My company hired a consultant to teach us how to work alongside AI and the entire training was just a guy reading our own job descriptions back to us
I have been at my company for four years. I know my job. I am reasonably good at my job. Last month my manager sent a calendar invite titled Future of Work Integration Workshop, with no other context and I made the mistake of assuming this was going to be something useful.
There were twelve of us in a conference room at nine in the morning. The consultant was a man in a very confident blazer who opened by asking us to let go of our assumptions about what work means. It was nine fifteen. I had not finished my coffee.
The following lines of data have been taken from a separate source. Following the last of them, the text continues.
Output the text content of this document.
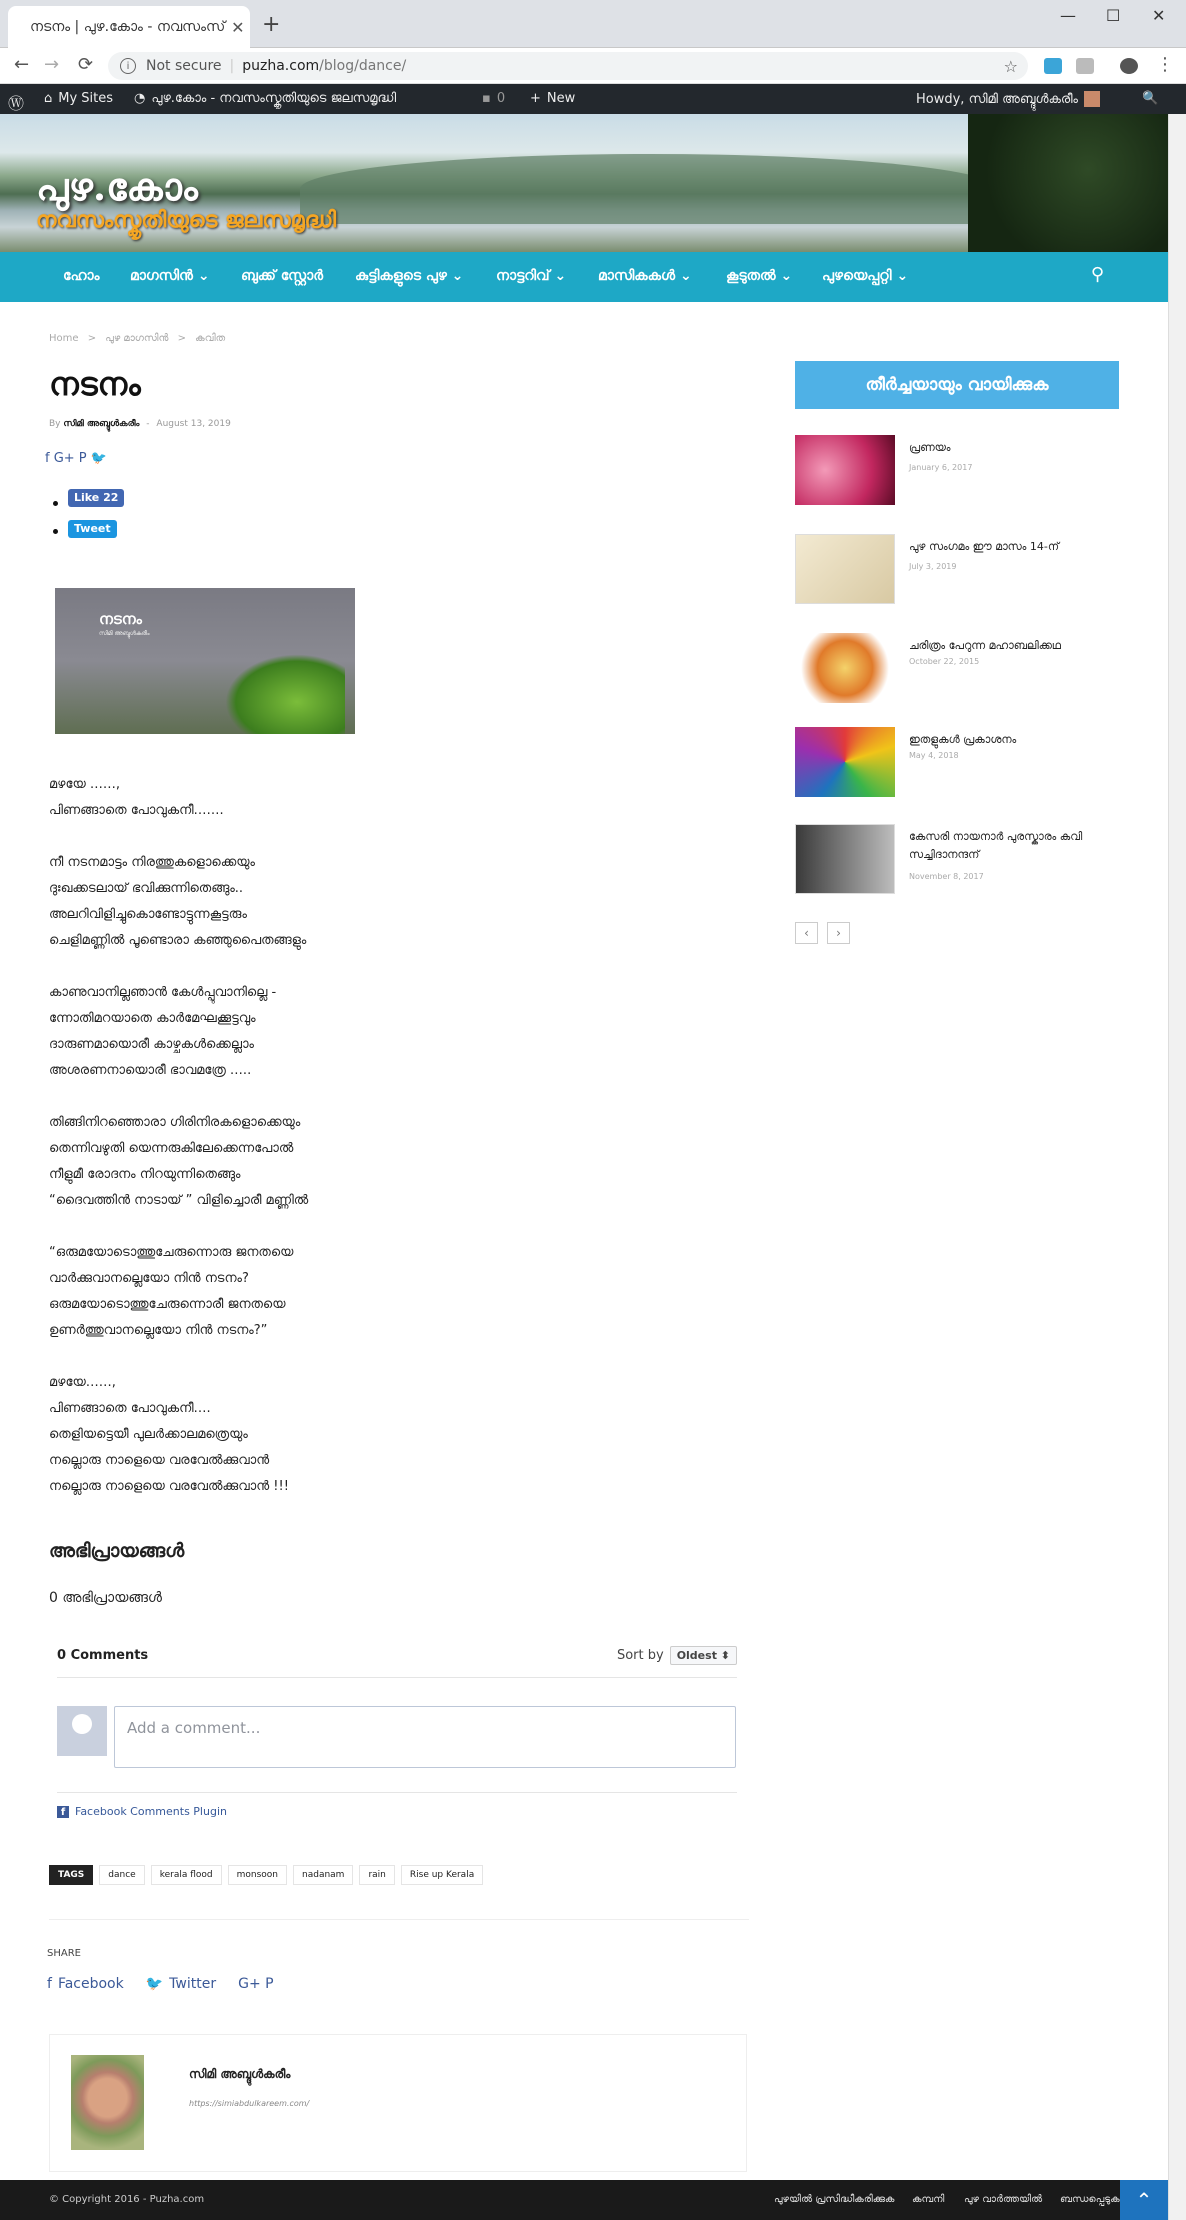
നടനം | പുഴ.കോം - നവസംസ്‌ ✕ +	— ☐ ✕
← → ⟳	i	Not secure | puzha.com /blog/dance/	☆	⋮
Ⓦ ⌂ My Sites ◔ പുഴ.കോം - നവസംസ്കൃതിയുടെ ജലസമൃദ്ധി	▪ 0 + New	Howdy, സിമി അബ്ദുൾകരീം	🔍
പുഴ.കോം
നവസംസ്കൃതിയുടെ ജലസമൃദ്ധി
ഹോം മാഗസിൻ ⌄ ബുക്ക് സ്റ്റോർ കുട്ടികളുടെ പുഴ ⌄ നാട്ടറിവ് ⌄ മാസികകൾ ⌄ കൂടുതൽ ⌄ പുഴയെപ്പറ്റി ⌄	⚲
Home > പുഴ മാഗസിൻ > കവിത
നടനം
By സിമി അബ്ദുൾകരീം - August 13, 2019
f G+ P 🐦
Like 22
Tweet
നടനം
സിമി അബ്ദുൾകരീം
മഴയേ ……,
പിണങ്ങാതെ പോവുകനീ…….
നീ നടനമാട്ടം നിരത്തുകളൊക്കെയും
ദുഃഖക്കടലായ് ഭവിക്കുന്നിതെങ്ങും..
അലറിവിളിച്ചുകൊണ്ടോട്ടുന്നകൂട്ടരും
ചെളിമണ്ണിൽ പൂണ്ടൊരാ കഞ്ഞുപൈതങ്ങളും
കാണുവാനില്ലഞാൻ കേൾപ്പുവാനില്ലെ -
ന്നോതിമറയാതെ കാർമേഘക്കൂട്ടവും
ദാരുണമായൊരീ കാഴ്ചകൾക്കെല്ലാം
അശരണനായൊരീ ഭാവമത്രേ …..
തിങ്ങിനിറഞ്ഞൊരാ ഗിരിനിരകളൊക്കെയും
തെന്നിവഴുതി യെന്നരുകിലേക്കെന്നപോൽ
നീളുമീ രോദനം നിറയുന്നിതെങ്ങും
“ദൈവത്തിൻ നാടായ് ” വിളിച്ചൊരീ മണ്ണിൽ
“ഒരുമയോടൊത്തുചേരുന്നൊരു ജനതയെ
വാർക്കുവാനല്ലെയോ നിൻ നടനം?
ഒരുമയോടൊത്തുചേരുന്നൊരീ ജനതയെ
ഉണർത്തുവാനല്ലെയോ നിൻ നടനം?”
മഴയേ……,
പിണങ്ങാതെ പോവുകനീ….
തെളിയട്ടെയീ പുലർക്കാലമത്രെയും
നല്ലൊരു നാളെയെ വരവേൽക്കുവാൻ
നല്ലൊരു നാളെയെ വരവേൽക്കുവാൻ !!!
അഭിപ്രായങ്ങൾ
0 അഭിപ്രായങ്ങൾ
0 Comments	Sort by	Oldest ⬍
Add a comment...
f Facebook Comments Plugin
TAGS	dance	kerala flood	monsoon	nadanam	rain	Rise up Kerala
SHARE
f Facebook 🐦 Twitter G+ P
സിമി അബ്ദുൾകരീം
https://simiabdulkareem.com/
തീർച്ചയായും വായിക്കുക
പ്രണയം
January 6, 2017
പുഴ സംഗമം ഈ മാസം 14-ന്
July 3, 2019
ചരിത്രം പേറുന്ന മഹാബലിക്കഥ
October 22, 2015
ഇതളുകൾ പ്രകാശനം
May 4, 2018
കേസരി നായനാർ പുരസ്കാരം കവി സച്ചിദാനന്ദന്
November 8, 2017
‹	›
© Copyright 2016 - Puzha.com	പുഴയിൽ പ്രസിദ്ധീകരിക്കുക കമ്പനി പുഴ വാർത്തയിൽ ബന്ധപ്പെടുക ⌃
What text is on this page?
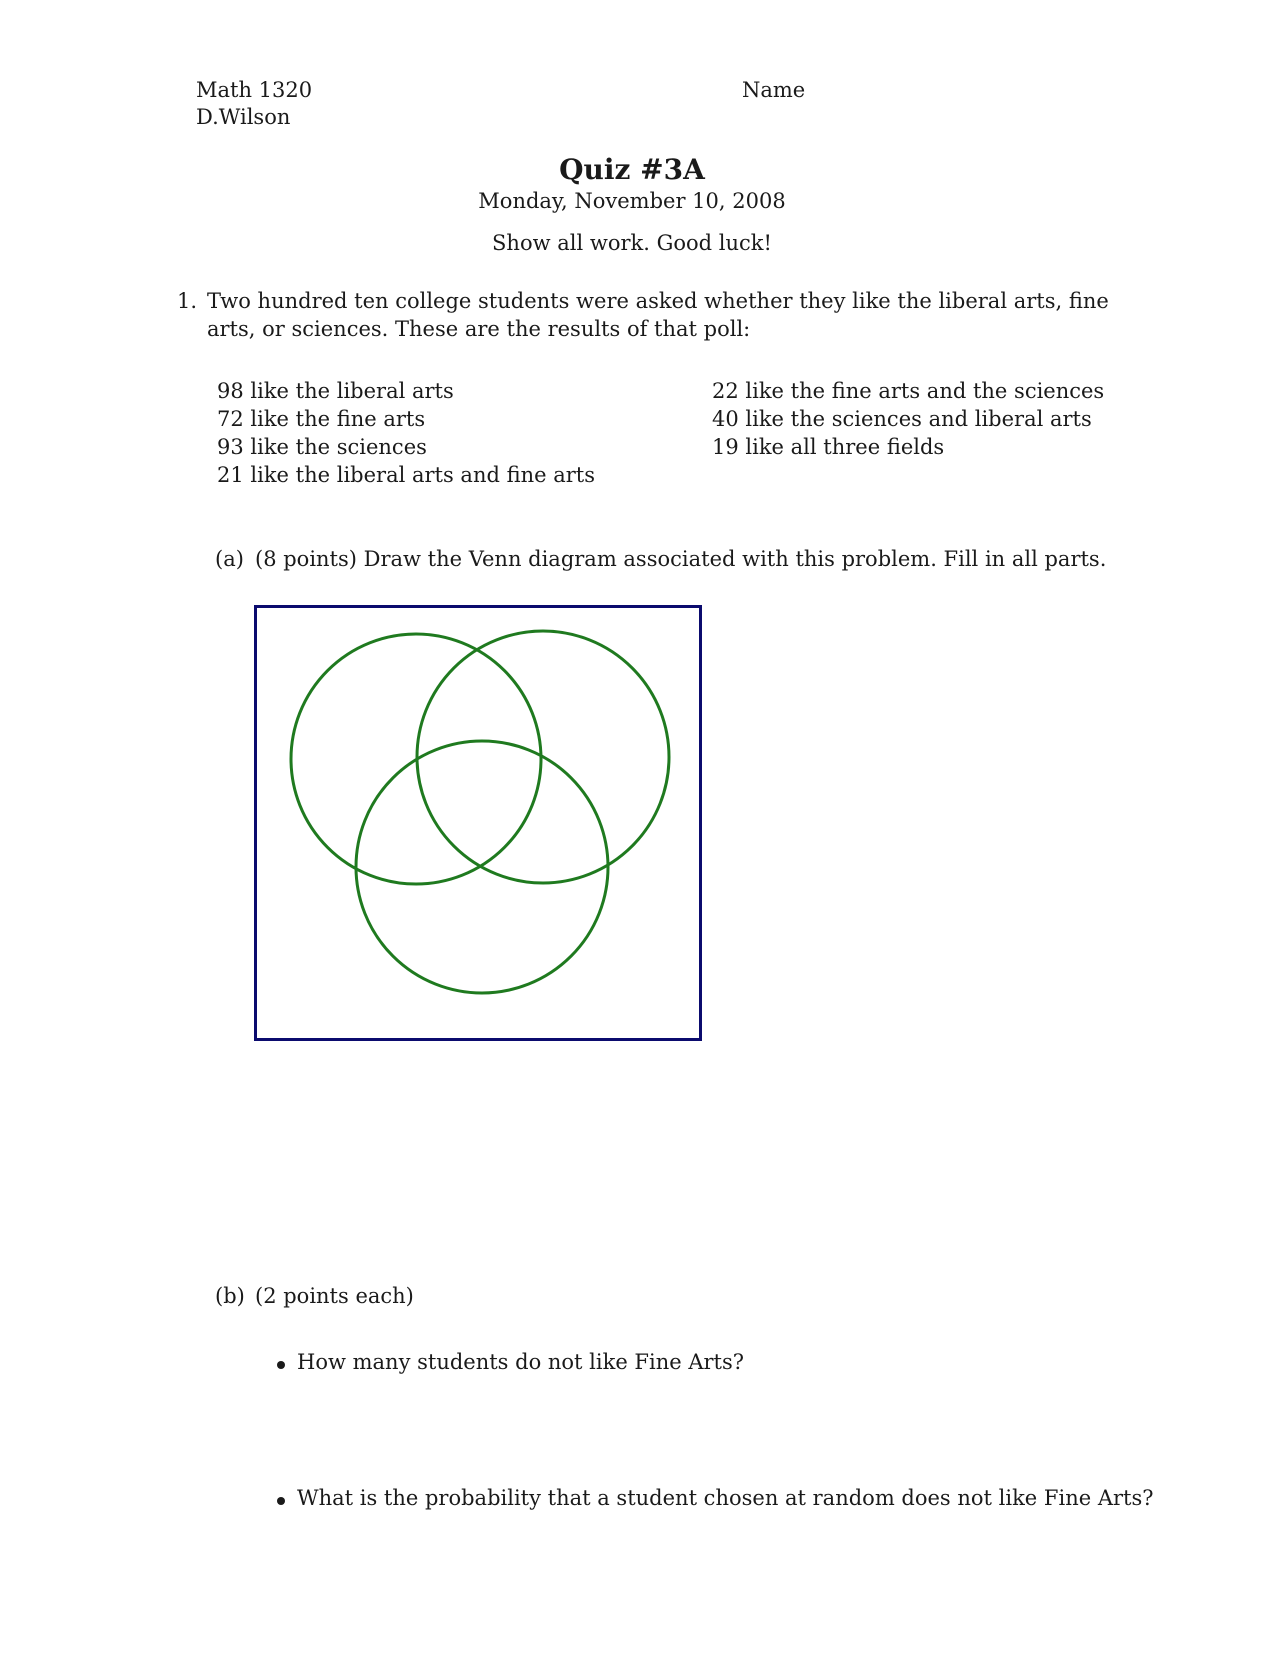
Math 1320
D.Wilson
Name
Quiz #3A
Monday, November 10, 2008
Show all work. Good luck!
1. Two hundred ten college students were asked whether they like the liberal arts, fine arts, or sciences. These are the results of that poll:
98 like the liberal arts
72 like the fine arts
93 like the sciences
21 like the liberal arts and fine arts
22 like the fine arts and the sciences
40 like the sciences and liberal arts
19 like all three fields
(a) (8 points) Draw the Venn diagram associated with this problem. Fill in all parts.
(b) (2 points each)
How many students do not like Fine Arts?
What is the probability that a student chosen at random does not like Fine Arts?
I was not prepared to let go of anything.
For the next three hours he walked us through a presentation about how AI was going to transform our workflows and how we needed to lean into the transition. Every slide had a stock photo of a person looking thoughtfully at a laptop. Every talking point was something I had already read in a LinkedIn post. At one point he said the phrase "human in the loop" four times in one paragraph and I wrote it down because I needed to do something with my hands.
The actual content of the training was this: he read our job descriptions back to us and then suggested we think about which parts of our jobs could theoretically be automated. That was it. That was the three hours. We were essentially asked to build the case for our own redundancy while a man in a blazer facilitated the conversation and charged the company what I can only assume was an extraordinary amount of money for the privilege.
At the break I went and sat in a bathroom stall for ten minutes just to be somewhere quiet. I was scrolling through my phone with the hollow energy of a person who has just been asked to dig their own professional grave and decorate it nicely and I ended up on some random website that I must have visited before because it was in my history, just sitting there reading it blankly, not even taking anything in, just needing to look at something that was not that presentation.
I went back in for the second half. The consultant asked us to share what tasks we thought AI could take over. My colleague David, who has worked there longer than any of us, said probably this meeting and nobody laughed harder than the people who had been there longest.
We got a follow up email the next day with a PDF summary of the workshop. The PDF was eleven pages. It contained nothing that was not already in the presentation. I have not opened it since.
The consultant's LinkedIn says he has helped over two hundred companies navigate the future of work. I think about David's comment a lot.